Concurrent RepositoryExists requests on a non-existent repository lead to a failure with transactions
Staging Kibana has a bunch of errors saying begin transaction: get partition: get partition ID: get partition ID after waiting: view: partition assignment not found
. The error is returned from here. This path is triggered when multiple goroutines attempt to access a repository that doesn't have a partition assignment yet. The first goroutine takes a lock, and the rest wait for it to assign a partition.
If the repository does not exist on the disk, no partition assignment is made. The goroutine that attempted to assign the repository returns a descriptive error indicating that the repository did not exist. However, the goroutine waiting on the lock will attempt to get the partition ID again and fail as it doesn't exist. It returns a generic error describing partition assignment was not found instead of the repository not found error. This leads to problems.
This error is converted in the middleware to the usual repository not found error. If the request is a RepositoryExists
, we instead return a successful response indicating the repository does not exist to conform to the RPCs API.

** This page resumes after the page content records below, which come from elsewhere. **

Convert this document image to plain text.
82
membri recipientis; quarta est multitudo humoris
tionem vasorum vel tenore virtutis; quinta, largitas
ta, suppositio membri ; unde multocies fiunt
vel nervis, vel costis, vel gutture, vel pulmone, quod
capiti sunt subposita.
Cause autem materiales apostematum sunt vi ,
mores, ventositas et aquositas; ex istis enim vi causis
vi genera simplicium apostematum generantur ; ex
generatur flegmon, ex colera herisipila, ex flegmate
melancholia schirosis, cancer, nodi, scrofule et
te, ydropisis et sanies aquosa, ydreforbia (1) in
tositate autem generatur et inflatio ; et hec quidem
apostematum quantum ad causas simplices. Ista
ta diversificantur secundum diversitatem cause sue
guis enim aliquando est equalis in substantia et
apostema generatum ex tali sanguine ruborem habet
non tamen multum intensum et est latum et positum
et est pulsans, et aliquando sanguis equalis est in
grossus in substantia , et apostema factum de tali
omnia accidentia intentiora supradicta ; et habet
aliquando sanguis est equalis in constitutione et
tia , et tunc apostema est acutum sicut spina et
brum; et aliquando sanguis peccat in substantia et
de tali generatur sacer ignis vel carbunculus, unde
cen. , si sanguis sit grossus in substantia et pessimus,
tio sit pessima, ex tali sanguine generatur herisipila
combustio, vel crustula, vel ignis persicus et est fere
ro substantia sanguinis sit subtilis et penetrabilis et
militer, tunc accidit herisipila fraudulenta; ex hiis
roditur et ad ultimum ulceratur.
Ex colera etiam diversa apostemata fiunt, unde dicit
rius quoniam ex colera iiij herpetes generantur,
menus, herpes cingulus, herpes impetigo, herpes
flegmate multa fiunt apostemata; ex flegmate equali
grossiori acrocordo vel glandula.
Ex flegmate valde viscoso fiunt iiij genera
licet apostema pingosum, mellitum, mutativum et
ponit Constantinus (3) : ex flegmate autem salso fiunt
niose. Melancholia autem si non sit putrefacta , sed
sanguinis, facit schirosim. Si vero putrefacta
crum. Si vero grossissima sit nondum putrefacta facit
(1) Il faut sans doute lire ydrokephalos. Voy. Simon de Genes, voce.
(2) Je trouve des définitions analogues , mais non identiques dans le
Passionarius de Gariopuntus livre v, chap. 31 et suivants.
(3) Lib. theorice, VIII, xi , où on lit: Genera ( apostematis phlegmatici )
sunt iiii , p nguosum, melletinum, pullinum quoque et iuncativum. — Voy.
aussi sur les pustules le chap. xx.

As the goroutine waiting on the lock doesn't return the descriptive error, the error doesn't get converted to the successful response as expected by the RepositoryExists
API. This leads to concurrent RepositoryExists
requests on non-existing repositories to fail with a partition assignment not found
.
We should return the same expected error even if we were not the goroutine checking it. This way the caller can convert the error to the appropriate response for the RPC being called.